Lake Oroville in California Rises Nearly 20 Feet in 10 Days
Lake Oroville in California Rises Nearly 20 Feet in 10 Days

In 2014, California suffered one of its worst droughts in a century, and lakes and reservoirs around the state were drying up. Thankfully, El Niño came along this winter, filling up some of those parched bodies of water at a rapid pace.

According to hourly mappings by the state’s department of water resources (DWR), Lake Oroville has had its water levels rise by a stunning 17 feet in just 10 day, KRCR News reports.

“This is excellent, this is what we need,” Kevin Wright of the DWR told KRCR.

In August 2014, the drought had reduced Lake Oroville to carrying at just 32 percent of its capacity, according to NBC. El Niño brought rain to the region, but the lake has yet to fully recover.

In this before-and-after composite image, (Top) The Enterprise Bridge passes over full water levels at a section of Lake Oroville on July 20, 2011 in Oroville, California. (Bottom)  The Enterprise Bridge passes over a section of Lake Oroville that is nearly dry on August 19, 2014. (Credits: TOP - Paul Hames/California Department of Water Resources. BOTTOM -  Justin Sullivan/Getty Images)
In this before-and-after composite image, (Top) The Enterprise Bridge passes over full water levels at a section of Lake Oroville on July 20, 2011 in Oroville, California. (Bottom)
The Enterprise Bridge passes over a section of Lake Oroville that is nearly dry on August 19, 2014. (Credits: (Top) – Paul Hames/California Department of Water Resources. (Bottom) – Justin Sullivan/Getty Images)

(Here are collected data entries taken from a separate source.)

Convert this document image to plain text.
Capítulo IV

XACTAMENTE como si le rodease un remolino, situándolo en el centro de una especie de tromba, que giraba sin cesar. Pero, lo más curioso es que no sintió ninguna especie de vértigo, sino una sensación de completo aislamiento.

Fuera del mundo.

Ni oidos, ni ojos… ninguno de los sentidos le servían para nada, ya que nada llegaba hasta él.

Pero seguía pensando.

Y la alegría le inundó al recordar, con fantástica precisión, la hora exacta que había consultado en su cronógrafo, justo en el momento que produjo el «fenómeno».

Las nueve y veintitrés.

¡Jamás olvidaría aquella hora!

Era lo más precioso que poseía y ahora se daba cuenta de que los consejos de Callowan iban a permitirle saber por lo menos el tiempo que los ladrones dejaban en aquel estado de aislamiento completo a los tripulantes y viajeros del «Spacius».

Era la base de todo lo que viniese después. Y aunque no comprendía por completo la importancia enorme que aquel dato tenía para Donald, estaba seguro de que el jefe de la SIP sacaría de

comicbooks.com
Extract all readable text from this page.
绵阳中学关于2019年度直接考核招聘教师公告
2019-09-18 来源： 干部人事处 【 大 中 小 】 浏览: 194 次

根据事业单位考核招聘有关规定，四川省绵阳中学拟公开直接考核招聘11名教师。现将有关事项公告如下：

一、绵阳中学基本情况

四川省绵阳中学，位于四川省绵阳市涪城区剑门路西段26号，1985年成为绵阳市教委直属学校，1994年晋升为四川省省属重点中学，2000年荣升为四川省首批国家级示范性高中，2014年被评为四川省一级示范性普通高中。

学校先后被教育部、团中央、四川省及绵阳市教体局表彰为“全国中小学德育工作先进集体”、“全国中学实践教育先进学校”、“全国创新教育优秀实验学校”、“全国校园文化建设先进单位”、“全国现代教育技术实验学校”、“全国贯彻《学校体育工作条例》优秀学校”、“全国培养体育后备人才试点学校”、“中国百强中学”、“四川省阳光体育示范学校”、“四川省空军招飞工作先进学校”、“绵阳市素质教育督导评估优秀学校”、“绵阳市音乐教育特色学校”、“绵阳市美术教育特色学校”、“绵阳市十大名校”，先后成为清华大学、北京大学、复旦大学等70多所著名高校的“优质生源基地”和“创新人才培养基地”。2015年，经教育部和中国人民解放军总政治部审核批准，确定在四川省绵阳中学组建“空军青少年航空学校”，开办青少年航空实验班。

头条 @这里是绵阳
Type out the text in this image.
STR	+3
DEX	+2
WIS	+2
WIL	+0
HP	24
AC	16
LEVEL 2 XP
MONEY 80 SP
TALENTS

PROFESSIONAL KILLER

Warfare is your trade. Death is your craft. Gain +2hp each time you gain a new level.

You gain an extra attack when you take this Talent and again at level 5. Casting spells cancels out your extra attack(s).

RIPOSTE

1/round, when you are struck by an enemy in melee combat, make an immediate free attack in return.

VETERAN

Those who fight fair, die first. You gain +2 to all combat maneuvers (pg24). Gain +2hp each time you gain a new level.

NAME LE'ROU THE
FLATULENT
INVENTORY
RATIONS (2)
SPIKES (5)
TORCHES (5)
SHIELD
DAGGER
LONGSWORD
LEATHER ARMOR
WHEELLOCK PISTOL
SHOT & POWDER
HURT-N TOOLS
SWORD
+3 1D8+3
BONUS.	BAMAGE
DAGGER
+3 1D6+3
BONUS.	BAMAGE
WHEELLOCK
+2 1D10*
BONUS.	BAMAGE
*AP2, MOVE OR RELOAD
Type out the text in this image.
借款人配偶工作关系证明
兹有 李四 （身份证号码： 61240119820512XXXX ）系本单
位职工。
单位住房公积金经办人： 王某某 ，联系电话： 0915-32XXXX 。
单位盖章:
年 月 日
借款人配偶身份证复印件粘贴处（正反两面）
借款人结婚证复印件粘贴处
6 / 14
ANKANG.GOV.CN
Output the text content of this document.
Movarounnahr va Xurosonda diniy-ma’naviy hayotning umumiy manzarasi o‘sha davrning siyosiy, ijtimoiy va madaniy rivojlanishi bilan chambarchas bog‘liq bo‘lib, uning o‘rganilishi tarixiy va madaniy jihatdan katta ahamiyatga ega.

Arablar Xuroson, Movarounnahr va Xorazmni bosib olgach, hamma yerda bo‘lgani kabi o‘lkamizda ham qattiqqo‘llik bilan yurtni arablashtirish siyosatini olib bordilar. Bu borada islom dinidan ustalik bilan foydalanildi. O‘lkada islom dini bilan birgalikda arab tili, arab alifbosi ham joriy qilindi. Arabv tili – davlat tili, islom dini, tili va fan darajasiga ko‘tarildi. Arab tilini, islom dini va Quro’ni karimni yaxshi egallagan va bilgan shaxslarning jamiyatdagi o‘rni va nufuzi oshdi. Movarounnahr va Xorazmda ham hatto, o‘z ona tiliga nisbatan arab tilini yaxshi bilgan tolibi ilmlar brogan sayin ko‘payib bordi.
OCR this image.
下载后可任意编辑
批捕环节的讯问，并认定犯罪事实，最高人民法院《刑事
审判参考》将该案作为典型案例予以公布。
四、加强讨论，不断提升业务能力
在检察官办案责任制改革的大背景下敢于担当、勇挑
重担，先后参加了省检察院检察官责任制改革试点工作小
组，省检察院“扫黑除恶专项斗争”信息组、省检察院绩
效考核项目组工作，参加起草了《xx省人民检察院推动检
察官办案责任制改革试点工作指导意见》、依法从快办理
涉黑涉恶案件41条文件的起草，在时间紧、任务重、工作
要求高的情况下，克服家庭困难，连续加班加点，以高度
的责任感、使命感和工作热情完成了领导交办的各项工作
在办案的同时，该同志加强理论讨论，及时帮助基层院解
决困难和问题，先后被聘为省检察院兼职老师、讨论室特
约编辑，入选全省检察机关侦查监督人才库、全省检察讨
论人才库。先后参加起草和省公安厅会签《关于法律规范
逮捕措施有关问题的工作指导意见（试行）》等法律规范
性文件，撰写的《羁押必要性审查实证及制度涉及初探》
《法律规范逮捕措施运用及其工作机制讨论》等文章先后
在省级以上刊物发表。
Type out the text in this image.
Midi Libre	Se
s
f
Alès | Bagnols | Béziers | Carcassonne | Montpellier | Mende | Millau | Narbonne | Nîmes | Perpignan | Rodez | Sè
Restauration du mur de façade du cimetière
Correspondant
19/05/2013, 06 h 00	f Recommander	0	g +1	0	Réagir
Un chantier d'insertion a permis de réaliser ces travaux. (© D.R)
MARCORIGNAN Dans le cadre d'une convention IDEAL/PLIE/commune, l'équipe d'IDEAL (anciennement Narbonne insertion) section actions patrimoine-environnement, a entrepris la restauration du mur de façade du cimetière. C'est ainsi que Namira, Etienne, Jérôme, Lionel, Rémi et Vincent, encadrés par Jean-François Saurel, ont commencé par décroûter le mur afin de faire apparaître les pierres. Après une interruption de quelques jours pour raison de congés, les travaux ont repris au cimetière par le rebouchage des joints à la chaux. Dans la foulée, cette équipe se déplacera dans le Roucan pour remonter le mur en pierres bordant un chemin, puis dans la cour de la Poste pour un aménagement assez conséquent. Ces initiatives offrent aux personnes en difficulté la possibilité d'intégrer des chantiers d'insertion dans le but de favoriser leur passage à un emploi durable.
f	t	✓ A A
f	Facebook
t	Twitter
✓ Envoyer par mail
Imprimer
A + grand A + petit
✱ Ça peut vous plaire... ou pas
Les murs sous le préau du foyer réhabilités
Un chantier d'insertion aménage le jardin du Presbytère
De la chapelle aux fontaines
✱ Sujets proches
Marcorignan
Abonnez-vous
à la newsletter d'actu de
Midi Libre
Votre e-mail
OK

“We are not out of the drought,” Wright said. “We’re just … we’re not. The lake has a long ways to go before it’s full. So, we still need to conserve water.”

The lake has a reserve carrying capacity of 900 feet, which it usually returns to at the crest of its cycle. Oroville is currently filled at around 690 feet, which means it still has more than 200 feet to go.

Wright hopes for several more big storms before the end of winter.